A prolific fig harvest calls for classically delicate recipes
The leaves wave in the breeze, like giant’s hands, beckoning. “The figs are ready.” I have spent much of this summer up a ladder, stretching to grab the constantly ripening fruits. Those teasingly out of reach fall days later, splattering the terrace with their sticky red juice. Figs from the uppermost branches are left for the blackbirds, still nesting in the ivy. The garden smells of jam and wine.
The little tree I planted 20 years ago has outgrown its space on the terrace. I remember thinking how whimsical a fig tree seemed under the grey winter sky of the city. Now, there are fig trees all over, their dinner plate-sized leaves providing the best shade of all. The trees are tough, which should be obvious when you spot them growing from a crevice in a wall or from a pile of rocks in Greece or Italy. The harder it is pruned, the more its grey, twisting branches reach for the clouds. This year, the roots burst through the walls of the metal box that confined them and are now tunnelling under the stones. I have never known a harvest quite as prolific as in 2020.

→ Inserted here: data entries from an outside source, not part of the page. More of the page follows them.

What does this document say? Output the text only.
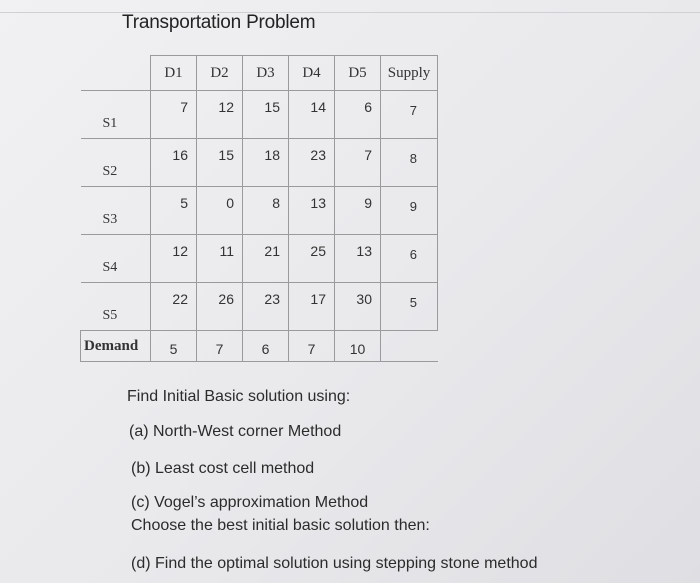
Transportation Problem
	D1	D2	D3	D4	D5	Supply

S1	7	12	15	14	6	7

S2	16	15	18	23	7	8

S3	5	0	8	13	9	9

S4	12	11	21	25	13	6

S5	22	26	23	17	30	5

Demand	5	7	6	7	10	

Find Initial Basic solution using:
(a) North-West corner Method
(b) Least cost cell method
(c) Vogel’s approximation Method
Choose the best initial basic solution then:
(d) Find the optimal solution using stepping stone method
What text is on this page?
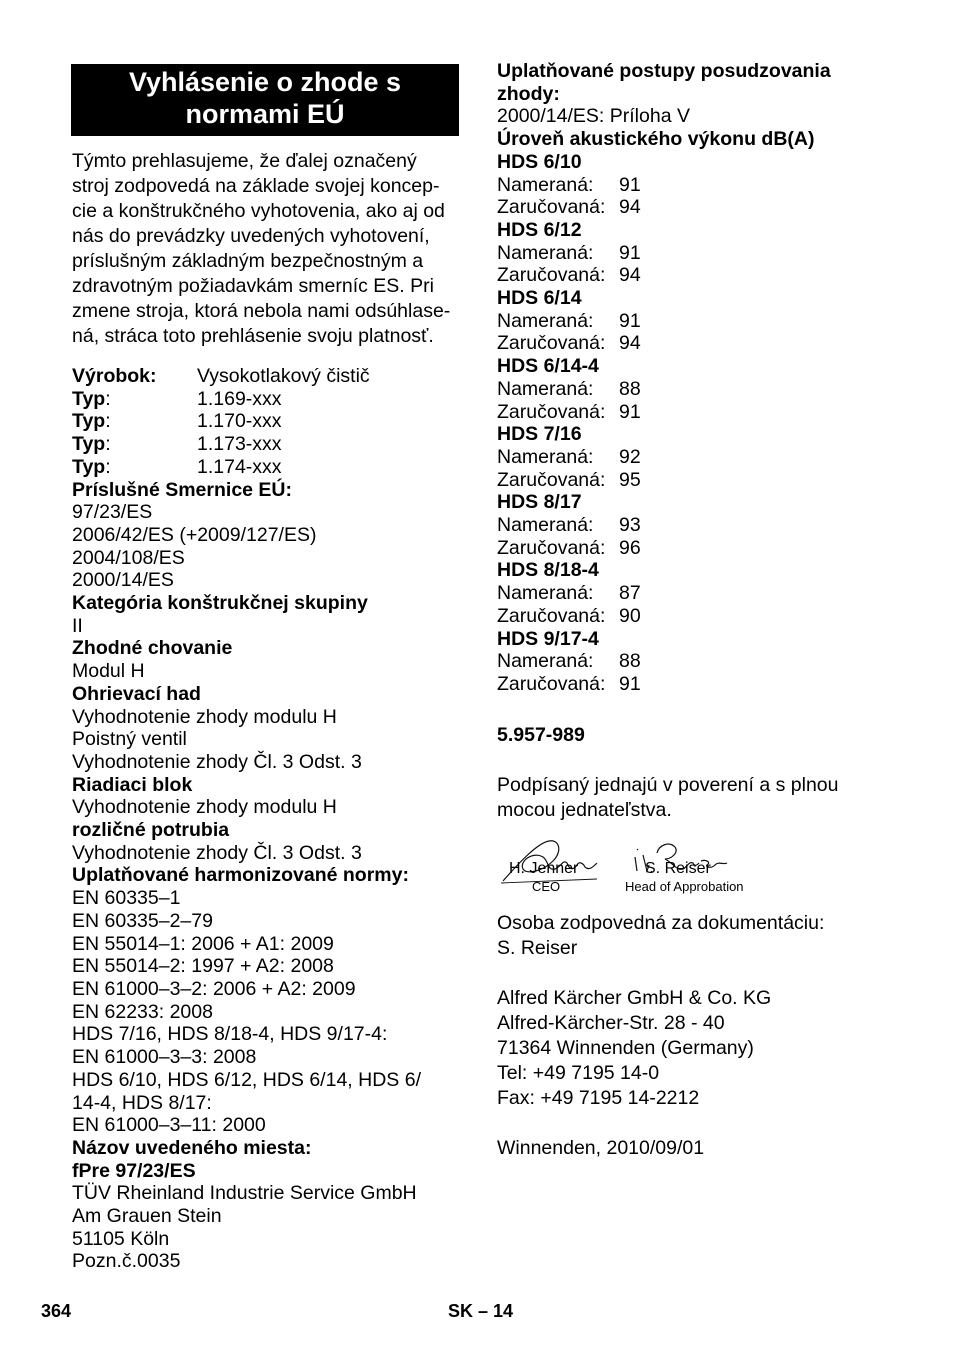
Vyhlásenie o zhode s normami EÚ

Týmto prehlasujeme, že ďalej označený

stroj zodpovedá na základe svojej koncep-

cie a konštrukčného vyhotovenia, ako aj od

nás do prevádzky uvedených vyhotovení,

príslušným základným bezpečnostným a

zdravotným požiadavkám smerníc ES. Pri

zmene stroja, ktorá nebola nami odsúhlase-

ná, stráca toto prehlásenie svoju platnosť.

Výrobok:	Vysokotlakový čistič
Typ:	1.169-xxx
Typ:	1.170-xxx
Typ:	1.173-xxx
Typ:	1.174-xxx
Príslušné Smernice EÚ:
97/23/ES
2006/42/ES (+2009/127/ES)
2004/108/ES
2000/14/ES
Kategória konštrukčnej skupiny
II
Zhodné chovanie
Modul H
Ohrievací had
Vyhodnotenie zhody modulu H
Poistný ventil
Vyhodnotenie zhody Čl. 3 Odst. 3
Riadiaci blok
Vyhodnotenie zhody modulu H
rozličné potrubia
Vyhodnotenie zhody Čl. 3 Odst. 3
Uplatňované harmonizované normy:
EN 60335–1
EN 60335–2–79
EN 55014–1: 2006 + A1: 2009
EN 55014–2: 1997 + A2: 2008
EN 61000–3–2: 2006 + A2: 2009
EN 62233: 2008
HDS 7/16, HDS 8/18-4, HDS 9/17-4:
EN 61000–3–3: 2008
HDS 6/10, HDS 6/12, HDS 6/14, HDS 6/
14-4, HDS 8/17:
EN 61000–3–11: 2000
Názov uvedeného miesta:
fPre 97/23/ES
TÜV Rheinland Industrie Service GmbH
Am Grauen Stein
51105 Köln
Pozn.č.0035
Uplatňované postupy posudzovania
zhody:
2000/14/ES: Príloha V
Úroveň akustického výkonu dB(A)
HDS 6/10
Nameraná:	91
Zaručovaná: 94
HDS 6/12
Nameraná:	91
Zaručovaná: 94
HDS 6/14
Nameraná:	91
Zaručovaná: 94
HDS 6/14-4
Nameraná:	88
Zaručovaná: 91
HDS 7/16
Nameraná:	92
Zaručovaná: 95
HDS 8/17
Nameraná:	93
Zaručovaná: 96
HDS 8/18-4
Nameraná:	87
Zaručovaná: 90
HDS 9/17-4
Nameraná:	88
Zaručovaná: 91
5.957-989
Podpísaný jednajú v poverení a s plnou
mocou jednateľstva.
H. Jenner
CEO
S. Reiser
Head of Approbation
Osoba zodpovedná za dokumentáciu:
S. Reiser
Alfred Kärcher GmbH & Co. KG
Alfred-Kärcher-Str. 28 - 40
71364 Winnenden (Germany)
Tel: +49 7195 14-0
Fax: +49 7195 14-2212
Winnenden, 2010/09/01
364	SK – 14
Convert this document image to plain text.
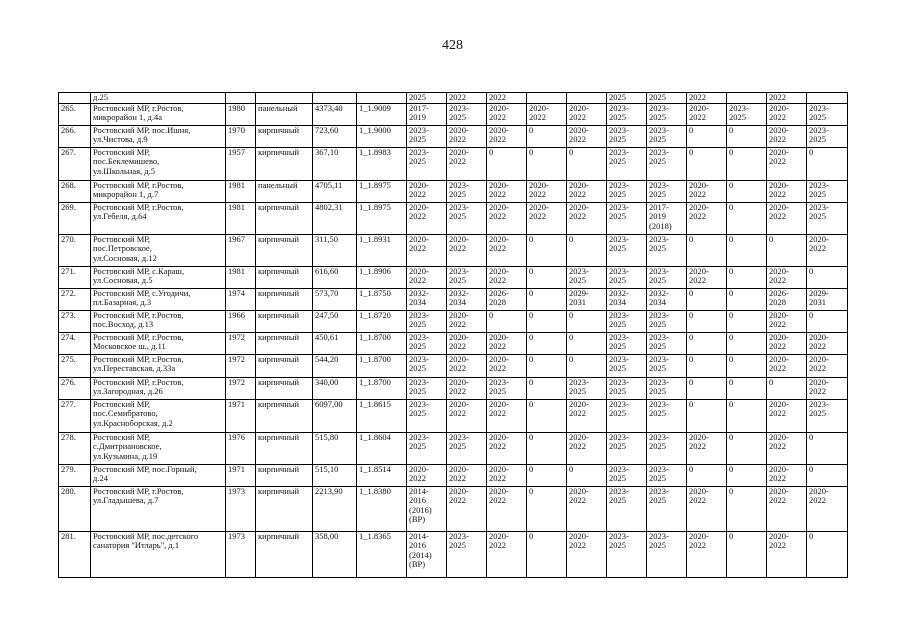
428
	д.25					2025	2022	2022			2025	2025	2022		2022	
265.	Ростовский МР, г.Ростов,
микрорайон 1, д.4а	1980	панельный	4373,40	1_1.9009	2017-
2019	2023-
2025	2020-
2022	2020-
2022	2020-
2022	2023-
2025	2023-
2025	2020-
2022	2023-
2025	2020-
2022	2023-
2025
266.	Ростовский МР, пос.Ишня,
ул.Чистова, д.9	1970	кирпичный	723,60	1_1.9000	2023-
2025	2020-
2022	2020-
2022	0	2020-
2022	2023-
2025	2023-
2025	0	0	2020-
2022	2023-
2025
267.	Ростовский МР,
пос.Беклемишево,
ул.Школьная, д.5	1957	кирпичный	367,10	1_1.8983	2023-
2025	2020-
2022	0	0	0	2023-
2025	2023-
2025	0	0	2020-
2022	0
268.	Ростовский МР, г.Ростов,
микрорайон 1, д.7	1981	панельный	4705,11	1_1.8975	2020-
2022	2023-
2025	2020-
2022	2020-
2022	2020-
2022	2023-
2025	2023-
2025	2020-
2022	0	2020-
2022	2023-
2025
269.	Ростовский МР, г.Ростов,
ул.Гебеля, д.64	1981	кирпичный	4802,31	1_1.8975	2020-
2022	2023-
2025	2020-
2022	2020-
2022	2020-
2022	2023-
2025	2017-
2019
(2018)	2020-
2022	0	2020-
2022	2023-
2025
270.	Ростовский МР,
пос.Петровское,
ул.Сосновая, д.12	1967	кирпичный	311,50	1_1.8931	2020-
2022	2020-
2022	2020-
2022	0	0	2023-
2025	2023-
2025	0	0	0	2020-
2022
271.	Ростовский МР, с.Караш,
ул.Сосновая, д.5	1981	кирпичный	616,60	1_1.8906	2020-
2022	2023-
2025	2020-
2022	0	2023-
2025	2023-
2025	2023-
2025	2020-
2022	0	2020-
2022	0
272.	Ростовский МР, с.Угодичи,
пл.Базарная, д.3	1974	кирпичный	573,70	1_1.8750	2032-
2034	2032-
2034	2026-
2028	0	2029-
2031	2032-
2034	2032-
2034	0	0	2026-
2028	2029-
2031
273.	Ростовский МР, г.Ростов,
пос.Восход, д.13	1966	кирпичный	247,50	1_1.8720	2023-
2025	2020-
2022	0	0	0	2023-
2025	2023-
2025	0	0	2020-
2022	0
274.	Ростовский МР, г.Ростов,
Московское ш., д.11	1972	кирпичный	450,61	1_1.8700	2023-
2025	2020-
2022	2020-
2022	0	0	2023-
2025	2023-
2025	0	0	2020-
2022	2020-
2022
275.	Ростовский МР, г.Ростов,
ул.Переставская, д.33а	1972	кирпичный	544,20	1_1.8700	2023-
2025	2020-
2022	2020-
2022	0	0	2023-
2025	2023-
2025	0	0	2020-
2022	2020-
2022
276.	Ростовский МР, г.Ростов,
ул.Загородная, д.26	1972	кирпичный	340,00	1_1.8700	2023-
2025	2020-
2022	2023-
2025	0	2023-
2025	2023-
2025	2023-
2025	0	0	0	2020-
2022
277.	Ростовский МР,
пос.Семибратово,
ул.Красноборская, д.2	1971	кирпичный	6097,00	1_1.8615	2023-
2025	2020-
2022	2020-
2022	0	2020-
2022	2023-
2025	2023-
2025	0	0	2020-
2022	2023-
2025
278.	Ростовский МР,
с.Дмитриановское,
ул.Кузьмина, д.19	1976	кирпичный	515,80	1_1.8604	2023-
2025	2023-
2025	2020-
2022	0	2020-
2022	2023-
2025	2023-
2025	2020-
2022	0	2020-
2022	0
279.	Ростовский МР, пос.Горный,
д.24	1971	кирпичный	515,10	1_1.8514	2020-
2022	2020-
2022	2020-
2022	0	0	2023-
2025	2023-
2025	0	0	2020-
2022	0
280.	Ростовский МР, г.Ростов,
ул.Гладышева, д.7	1973	кирпичный	2213,90	1_1.8380	2014-
2016
(2016)
(ВР)	2020-
2022	2020-
2022	0	2020-
2022	2023-
2025	2023-
2025	2020-
2022	0	2020-
2022	2020-
2022
281.	Ростовский МР, пос.детского
санатория "Итларь", д.1	1973	кирпичный	358,00	1_1.8365	2014-
2016
(2014)
(ВР)	2023-
2025	2020-
2022	0	2020-
2022	2023-
2025	2023-
2025	2020-
2022	0	2020-
2022	0
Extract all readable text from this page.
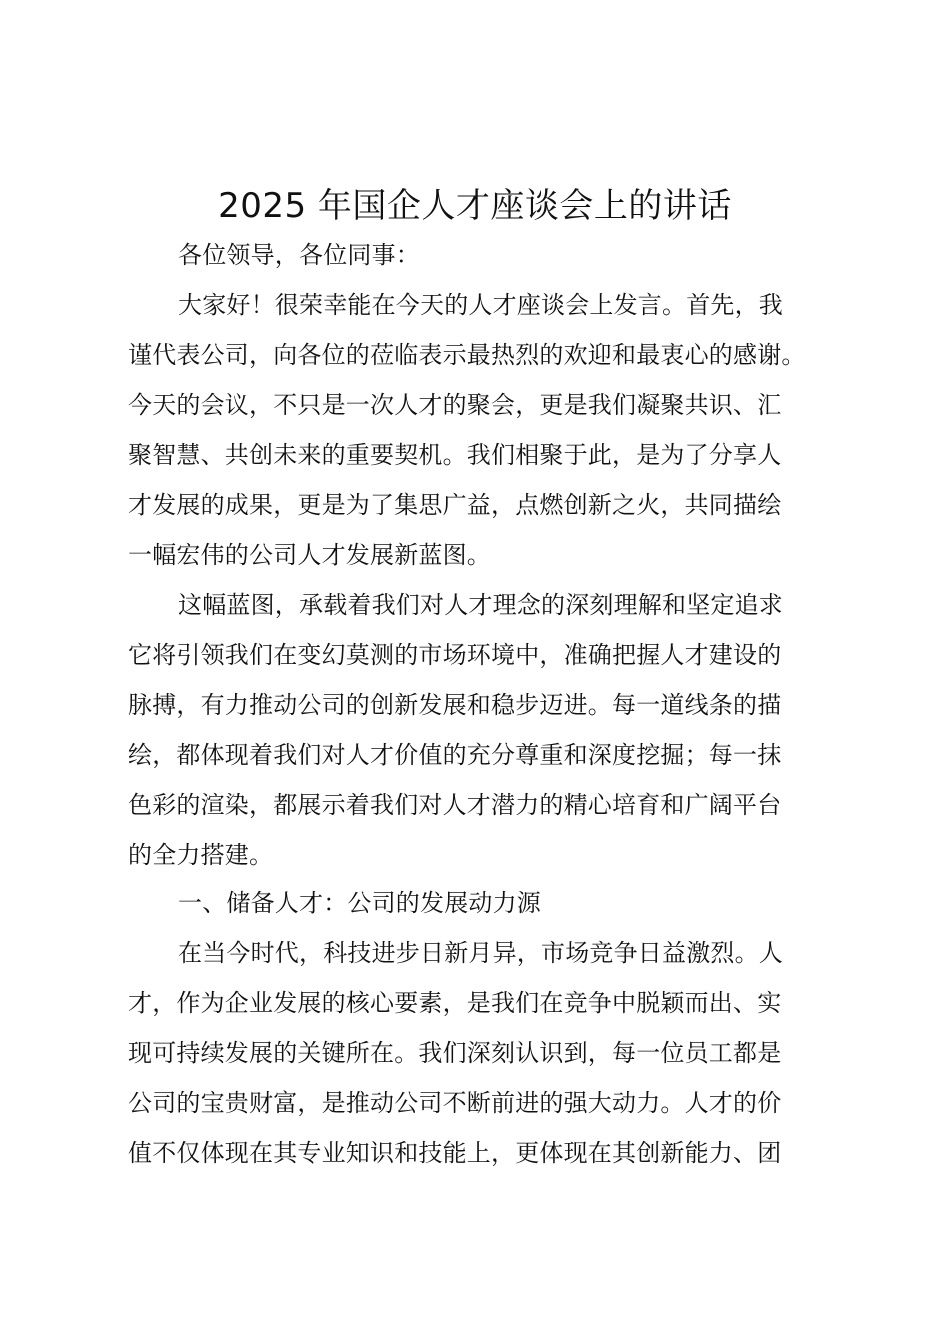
2025 年国企人才座谈会上的讲话
各位领导，各位同事：
大家好！很荣幸能在今天的人才座谈会上发言。首先，我
谨代表公司，向各位的莅临表示最热烈的欢迎和最衷心的感谢。
今天的会议，不只是一次人才的聚会，更是我们凝聚共识、汇
聚智慧、共创未来的重要契机。我们相聚于此，是为了分享人
才发展的成果，更是为了集思广益，点燃创新之火，共同描绘
一幅宏伟的公司人才发展新蓝图。
这幅蓝图，承载着我们对人才理念的深刻理解和坚定追求
它将引领我们在变幻莫测的市场环境中，准确把握人才建设的
脉搏，有力推动公司的创新发展和稳步迈进。每一道线条的描
绘，都体现着我们对人才价值的充分尊重和深度挖掘；每一抹
色彩的渲染，都展示着我们对人才潜力的精心培育和广阔平台
的全力搭建。
一、储备人才：公司的发展动力源
在当今时代，科技进步日新月异，市场竞争日益激烈。人
才，作为企业发展的核心要素，是我们在竞争中脱颖而出、实
现可持续发展的关键所在。我们深刻认识到，每一位员工都是
公司的宝贵财富，是推动公司不断前进的强大动力。人才的价
值不仅体现在其专业知识和技能上，更体现在其创新能力、团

Figs are breakfast in this house; sometimes with ricotta, on other occasions on their own. Rarely does a fig feel the heat of the oven. But this year the harvest has become unstoppable. Sliced in half, the fruits have been warmed in jelly and served with walnut cakes or a cinnamon panna cotta. I have baked the smaller fruit whole with honey and sherry or settled them into a cake of polenta and ground almonds and made a pickle with cardamom and fennel seeds. If they carry on ripening at this rate, there will be pots of syrupy, seedy jam, too.
Walnut madeleines, figs and honey
I time these little cakes precisely. I find they take 12 minutes in both our testing ovens, but the exact cooking time will depend on your own oven, so I suggest you start checking at 10 minutes. The madeleines are done when they are springy to the touch and a little hillock has risen in the middle. Remove from the oven, let them rest for a couple of minutes, then carefully remove them, using a small palette knife, and transfer to a cooling rack until the figs and their sauce are ready. The recipe makes enough madeleines for 2 per person, plus a few extra that will keep for one day.
Serves 3 (with some left for later)
For the madeleines:
caster sugar 100g
walnut halves 45g
self-raising flour 50g
For the figs:
soft brown sugar 50g
liquid honey 50g
figs 3, large
sherry 50ml, medium-dry
double cream 125ml
Cut the butter into small pieces and put them in the bowl of a food mixer. Add the sugar and a couple of drops of vanilla extract and beat until soft and fluffy, pushing the mixture regularly down the sides of the bowl with a rubber spatula.
Grind the walnuts to fine crumbs in a food processor. They need to be roughly the same consistency as ground almonds.
Break the eggs into a small bowl and combine the yolks and whites with a fork or small whisk. Introduce the beaten egg to the butter and sugar mixture a little at a time. Stir in the flour and ground walnuts.
Divide the mixture between 12 madeleine tins. Bake for about 10-12 minutes. They are ready when they are lightly firm to the touch.
Make the fig compote: put the sugar, honey and sherry into a wide, shallow pan and warm over a moderate heat. As the sugar starts to melt, cut each fig in half and place them, seeded side down, in the pan. As the figs start to soften, transfer them to a serving dish. Stir the cream into the pan, leave to bubble for a minute then pour over the figs and serve with the walnut madeleines.
Cinnamon panna cotta, roast figs
Makes 4 small panna cotta
For the panna cotta:
gelatine 2 leaves
double cream 350ml
cinnamon 3 sticks
vanilla 1 pod
caster sugar 100g
For the figs:
figs 8, small and ripe
redcurrant or apple jelly 4 heaped tbsp
Put the gelatine in a bowl of cold water to soften. Pour the cream into a small nonstick saucepan and add the cinnamon sticks broken in half. Split the vanilla pod in half lengthways and scrape the seeds into the cream. Add the empty vanilla pod and sugar to the pan, then bring to the boil.
Remove from the heat, cover and leave to infuse for at least 20 minutes. Warm the cream briefly (it doesn’t need to be very hot), then gently squeeze out the water from the softened gelatine, then add it to the cream and stir to dissolve. Pour the buttermilk into the cream, stir gently, remove the cinnamon then pour through a fine sieve placed over a jug.
Pour the mixture into 4 small ramekins, glasses or cups, place in the fridge and leave to set for 4 hours. Should you wish to unmould the panna cotta, dip each ramekin into a bowl of hot water, briefly. Tip on to a plate and shake firmly until the panna cotta slides out, then serve with the figs below.
For the sauce: melt the redcurrant or apple jelly in a shallow pan over moderate heat. Unless the figs are very small, cut them in half and place them, cut side down, in the melted jelly. Let the figs cook for 5 to 10 minutes, until they have started to soften. Transfer the figs to a serving dish and spoon the melted jelly over them.